I sat up laughing and brushed my hand over my eyes. “I know. I will, I promise. Like, here, you’ll like this. I was talking to Virissong, the spirit guy the coven wants to bring across, when the hospital called.”
Gary’s eyebrows retained their bushiness even when the rest of him looked smaller. “What’s he like?”
“He seems okay. I guess I’m going to do this.”
“Man,” Gary said, “I gotta get out of here. I’m gonna miss all the good stuff.”
“Only you think it’s the good stuff.” I gave him a watery smile. “When’re they letting you out?”
“I donno. A cute blond nurse says I gotta go to physical therapy. Me, physical therapy. I’m seventy-three years old. What kinda crap is that?”
“The kind that’s going to make sure you live to see seventy-four,” I said sternly. Gary’s eyes brightened, as if chastisement was better for him than sympathy. It probably was.
“You’re gonna keep me in line, aren’t you,” he grumbled, without disguising the note of pleasure in his voice.
“Damn straight.” I took a deep breath. “And I’m going to do a little laying on of hands, and then I’m going to ask a power animal to keep an eye on you.”
If somebody’d said that to me, it would’ve made me even crabbier. Gary lit up again. “Yeah? What animal?”
“I’ll know when it comes. Tomorrow morning.” The part of me that knew I wouldn’t really turn my back on shamanism stung me with cold guilt. If I’d studied maybe I could’ve seen this coming and done something to prevent it. Preemptive healing.
“Stop it,” Gary said. I twitched and blinked at him. “You’re lookin’ all guilty,” he said. “Knock it off. I’m an old man, Jo. I ain’t gonna last forever, and there’s nothing you or anybody else can do about that. But I’m not checkin’ out just yet, so just stop it, you hear? You want to find this old dog a little spiritual support to shore him up, I’ll appreciate it, but don’t go thinkin’ you can stop nature in its tracks. You hear me?”

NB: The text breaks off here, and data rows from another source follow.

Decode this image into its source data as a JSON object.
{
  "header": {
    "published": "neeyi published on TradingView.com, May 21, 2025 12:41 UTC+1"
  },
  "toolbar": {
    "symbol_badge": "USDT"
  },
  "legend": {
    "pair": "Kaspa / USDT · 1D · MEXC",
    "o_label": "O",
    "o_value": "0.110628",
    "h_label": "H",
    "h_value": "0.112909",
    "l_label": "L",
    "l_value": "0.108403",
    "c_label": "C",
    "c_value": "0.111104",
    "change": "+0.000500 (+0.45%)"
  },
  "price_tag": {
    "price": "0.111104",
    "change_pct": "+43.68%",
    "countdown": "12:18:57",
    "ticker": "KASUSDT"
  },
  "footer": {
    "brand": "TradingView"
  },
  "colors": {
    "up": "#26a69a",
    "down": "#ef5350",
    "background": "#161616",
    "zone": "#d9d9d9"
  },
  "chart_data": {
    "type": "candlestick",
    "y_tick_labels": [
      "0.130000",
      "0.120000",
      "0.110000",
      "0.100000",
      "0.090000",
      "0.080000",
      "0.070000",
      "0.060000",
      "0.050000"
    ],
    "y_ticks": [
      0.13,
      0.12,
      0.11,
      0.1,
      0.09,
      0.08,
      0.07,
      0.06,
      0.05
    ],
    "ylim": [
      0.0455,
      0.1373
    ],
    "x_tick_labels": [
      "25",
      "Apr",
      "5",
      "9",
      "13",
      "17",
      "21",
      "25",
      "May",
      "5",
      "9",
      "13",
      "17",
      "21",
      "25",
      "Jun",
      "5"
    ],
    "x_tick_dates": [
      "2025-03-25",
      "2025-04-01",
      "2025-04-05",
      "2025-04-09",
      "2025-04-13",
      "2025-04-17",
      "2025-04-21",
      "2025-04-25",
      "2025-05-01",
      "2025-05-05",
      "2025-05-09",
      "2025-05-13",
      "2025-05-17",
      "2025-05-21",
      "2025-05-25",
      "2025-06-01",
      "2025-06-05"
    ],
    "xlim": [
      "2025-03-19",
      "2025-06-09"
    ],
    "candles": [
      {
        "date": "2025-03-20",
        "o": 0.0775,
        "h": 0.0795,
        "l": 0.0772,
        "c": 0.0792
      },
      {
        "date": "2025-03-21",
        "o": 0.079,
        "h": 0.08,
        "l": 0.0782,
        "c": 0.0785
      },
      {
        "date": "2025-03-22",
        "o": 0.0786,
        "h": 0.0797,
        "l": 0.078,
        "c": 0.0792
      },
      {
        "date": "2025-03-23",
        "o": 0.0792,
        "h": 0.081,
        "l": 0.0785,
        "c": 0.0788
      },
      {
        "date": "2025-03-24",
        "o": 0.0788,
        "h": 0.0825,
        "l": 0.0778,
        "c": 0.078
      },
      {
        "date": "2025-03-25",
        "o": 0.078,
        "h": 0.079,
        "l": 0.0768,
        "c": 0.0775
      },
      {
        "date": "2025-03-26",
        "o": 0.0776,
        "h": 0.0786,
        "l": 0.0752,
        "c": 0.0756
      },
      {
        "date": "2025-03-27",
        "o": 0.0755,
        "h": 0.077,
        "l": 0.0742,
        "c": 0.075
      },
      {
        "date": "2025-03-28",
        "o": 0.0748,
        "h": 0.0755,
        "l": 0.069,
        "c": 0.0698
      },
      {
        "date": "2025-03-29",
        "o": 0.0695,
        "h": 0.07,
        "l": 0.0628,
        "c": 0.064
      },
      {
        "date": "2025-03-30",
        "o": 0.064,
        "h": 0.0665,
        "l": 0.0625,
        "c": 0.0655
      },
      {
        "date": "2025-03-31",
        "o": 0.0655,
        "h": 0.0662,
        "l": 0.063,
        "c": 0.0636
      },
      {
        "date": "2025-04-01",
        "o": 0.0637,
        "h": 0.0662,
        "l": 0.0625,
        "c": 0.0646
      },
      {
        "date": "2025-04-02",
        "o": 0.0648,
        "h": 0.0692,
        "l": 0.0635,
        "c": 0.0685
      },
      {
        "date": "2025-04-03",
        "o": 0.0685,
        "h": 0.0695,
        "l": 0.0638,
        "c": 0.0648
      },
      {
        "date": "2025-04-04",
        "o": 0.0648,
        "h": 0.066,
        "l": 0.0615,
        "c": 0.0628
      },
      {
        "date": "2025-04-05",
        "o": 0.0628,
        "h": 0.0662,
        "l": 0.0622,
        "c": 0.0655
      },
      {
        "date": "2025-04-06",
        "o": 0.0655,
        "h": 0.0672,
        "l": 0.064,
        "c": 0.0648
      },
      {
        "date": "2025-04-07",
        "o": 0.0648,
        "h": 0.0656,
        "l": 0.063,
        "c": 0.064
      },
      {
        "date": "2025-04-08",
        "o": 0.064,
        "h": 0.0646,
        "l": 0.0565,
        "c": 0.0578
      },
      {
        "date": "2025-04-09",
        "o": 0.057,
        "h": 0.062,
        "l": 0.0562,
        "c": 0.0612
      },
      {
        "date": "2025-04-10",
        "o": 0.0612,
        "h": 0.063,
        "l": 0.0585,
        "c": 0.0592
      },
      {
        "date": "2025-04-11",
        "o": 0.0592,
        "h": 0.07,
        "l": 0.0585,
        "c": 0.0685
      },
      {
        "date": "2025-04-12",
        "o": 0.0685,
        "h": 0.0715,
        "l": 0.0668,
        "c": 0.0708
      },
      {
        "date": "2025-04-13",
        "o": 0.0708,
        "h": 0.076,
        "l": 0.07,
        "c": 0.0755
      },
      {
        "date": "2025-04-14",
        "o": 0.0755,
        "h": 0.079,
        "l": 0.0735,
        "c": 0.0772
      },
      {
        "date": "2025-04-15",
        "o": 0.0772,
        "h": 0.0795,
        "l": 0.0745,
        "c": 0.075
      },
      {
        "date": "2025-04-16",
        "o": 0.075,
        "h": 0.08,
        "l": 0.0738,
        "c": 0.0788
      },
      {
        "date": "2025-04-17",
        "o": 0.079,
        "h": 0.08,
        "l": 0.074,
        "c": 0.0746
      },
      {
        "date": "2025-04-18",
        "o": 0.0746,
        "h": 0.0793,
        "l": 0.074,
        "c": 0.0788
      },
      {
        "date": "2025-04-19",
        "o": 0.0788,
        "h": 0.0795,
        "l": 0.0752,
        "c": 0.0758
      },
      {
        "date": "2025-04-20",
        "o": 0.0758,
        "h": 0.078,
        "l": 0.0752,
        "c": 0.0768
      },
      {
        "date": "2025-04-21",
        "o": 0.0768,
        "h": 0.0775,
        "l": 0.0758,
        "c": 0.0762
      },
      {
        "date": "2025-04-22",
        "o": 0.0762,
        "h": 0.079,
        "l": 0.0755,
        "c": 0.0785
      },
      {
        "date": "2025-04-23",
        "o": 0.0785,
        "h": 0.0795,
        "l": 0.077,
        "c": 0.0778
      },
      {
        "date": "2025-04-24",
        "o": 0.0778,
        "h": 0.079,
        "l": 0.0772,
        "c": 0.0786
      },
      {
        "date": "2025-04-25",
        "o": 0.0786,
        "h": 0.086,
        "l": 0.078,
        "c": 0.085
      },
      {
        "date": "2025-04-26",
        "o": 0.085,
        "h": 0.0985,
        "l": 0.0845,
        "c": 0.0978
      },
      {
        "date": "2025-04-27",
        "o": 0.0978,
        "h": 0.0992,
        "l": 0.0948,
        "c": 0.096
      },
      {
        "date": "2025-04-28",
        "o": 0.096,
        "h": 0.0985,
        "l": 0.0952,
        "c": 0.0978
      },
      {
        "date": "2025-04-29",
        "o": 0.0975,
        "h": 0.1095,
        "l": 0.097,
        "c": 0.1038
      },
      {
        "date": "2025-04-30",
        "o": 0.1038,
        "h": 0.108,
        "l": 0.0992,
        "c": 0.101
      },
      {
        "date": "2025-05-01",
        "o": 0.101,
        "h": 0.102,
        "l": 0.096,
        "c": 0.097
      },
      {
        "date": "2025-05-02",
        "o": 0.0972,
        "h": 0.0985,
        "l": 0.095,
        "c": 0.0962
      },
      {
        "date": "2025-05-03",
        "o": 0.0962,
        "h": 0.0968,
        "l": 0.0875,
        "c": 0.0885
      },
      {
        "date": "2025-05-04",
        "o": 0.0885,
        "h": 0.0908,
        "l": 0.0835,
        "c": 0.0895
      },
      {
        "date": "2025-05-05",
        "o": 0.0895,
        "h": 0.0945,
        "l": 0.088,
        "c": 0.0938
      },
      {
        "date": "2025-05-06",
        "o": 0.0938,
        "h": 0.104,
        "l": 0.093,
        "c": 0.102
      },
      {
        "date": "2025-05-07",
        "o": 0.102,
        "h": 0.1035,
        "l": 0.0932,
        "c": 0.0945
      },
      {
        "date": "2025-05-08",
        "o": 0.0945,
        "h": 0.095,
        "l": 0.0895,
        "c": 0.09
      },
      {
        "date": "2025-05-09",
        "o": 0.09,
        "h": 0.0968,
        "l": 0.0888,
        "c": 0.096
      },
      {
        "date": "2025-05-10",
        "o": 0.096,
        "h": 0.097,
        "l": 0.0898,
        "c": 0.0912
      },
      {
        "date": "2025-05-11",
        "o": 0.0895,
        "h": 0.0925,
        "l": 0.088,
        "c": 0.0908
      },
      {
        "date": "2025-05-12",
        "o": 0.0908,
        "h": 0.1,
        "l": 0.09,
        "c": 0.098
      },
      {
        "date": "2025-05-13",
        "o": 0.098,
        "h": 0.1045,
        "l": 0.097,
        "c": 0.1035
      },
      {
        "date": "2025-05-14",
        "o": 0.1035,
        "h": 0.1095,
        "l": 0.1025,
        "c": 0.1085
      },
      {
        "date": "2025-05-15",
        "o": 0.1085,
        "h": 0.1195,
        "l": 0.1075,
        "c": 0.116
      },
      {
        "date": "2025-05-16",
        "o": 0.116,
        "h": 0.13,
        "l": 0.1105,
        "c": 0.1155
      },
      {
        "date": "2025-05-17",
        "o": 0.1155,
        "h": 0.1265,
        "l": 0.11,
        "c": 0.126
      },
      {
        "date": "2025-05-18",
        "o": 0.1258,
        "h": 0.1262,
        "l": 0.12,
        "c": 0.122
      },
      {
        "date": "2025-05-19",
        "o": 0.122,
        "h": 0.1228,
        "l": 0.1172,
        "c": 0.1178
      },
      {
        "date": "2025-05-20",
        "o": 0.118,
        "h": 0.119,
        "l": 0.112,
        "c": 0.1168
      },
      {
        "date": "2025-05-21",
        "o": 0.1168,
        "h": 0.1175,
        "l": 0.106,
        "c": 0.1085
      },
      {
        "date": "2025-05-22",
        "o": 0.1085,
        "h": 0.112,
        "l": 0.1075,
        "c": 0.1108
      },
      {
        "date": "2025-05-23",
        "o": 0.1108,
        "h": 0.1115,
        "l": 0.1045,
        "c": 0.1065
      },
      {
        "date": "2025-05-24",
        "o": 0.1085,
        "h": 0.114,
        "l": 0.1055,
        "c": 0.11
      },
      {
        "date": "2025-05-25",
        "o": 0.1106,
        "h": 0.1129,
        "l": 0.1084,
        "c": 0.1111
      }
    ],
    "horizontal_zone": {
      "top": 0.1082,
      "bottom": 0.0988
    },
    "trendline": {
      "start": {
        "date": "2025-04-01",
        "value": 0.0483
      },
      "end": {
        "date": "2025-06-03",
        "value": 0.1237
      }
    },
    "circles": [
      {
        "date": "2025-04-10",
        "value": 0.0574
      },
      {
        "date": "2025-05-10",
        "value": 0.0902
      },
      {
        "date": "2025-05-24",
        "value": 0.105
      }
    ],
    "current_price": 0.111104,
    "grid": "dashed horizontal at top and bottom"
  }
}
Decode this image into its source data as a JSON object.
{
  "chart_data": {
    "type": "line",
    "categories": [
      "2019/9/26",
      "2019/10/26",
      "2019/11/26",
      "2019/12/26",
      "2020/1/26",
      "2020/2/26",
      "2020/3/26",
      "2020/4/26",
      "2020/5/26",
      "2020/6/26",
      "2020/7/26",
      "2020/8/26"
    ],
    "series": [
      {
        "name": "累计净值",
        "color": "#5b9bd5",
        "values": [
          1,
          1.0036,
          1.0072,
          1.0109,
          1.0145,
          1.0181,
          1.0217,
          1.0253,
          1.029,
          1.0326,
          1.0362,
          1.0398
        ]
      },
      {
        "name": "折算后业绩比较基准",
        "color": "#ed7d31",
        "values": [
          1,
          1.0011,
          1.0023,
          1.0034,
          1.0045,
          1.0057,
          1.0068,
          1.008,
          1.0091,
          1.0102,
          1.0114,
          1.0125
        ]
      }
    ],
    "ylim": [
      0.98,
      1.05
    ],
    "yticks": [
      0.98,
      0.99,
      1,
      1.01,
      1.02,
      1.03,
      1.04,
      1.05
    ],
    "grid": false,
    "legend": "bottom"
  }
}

“I hear you.” I smiled a little. “I’m just not sure I’m ready to listen.”
He squeezed my hand. “Fair ‘nuff. Women always take their own sweet time makin’ up their minds to see sense.”
I nodded, then straightened my spine. “Hey!”
Gary cackled, breathier than usual, but still his own laugh. “There’s my girl,” he said again, and let himself slip back into resting. I waited until he slept, then dug down inside me for the power that lay behind my breastbone.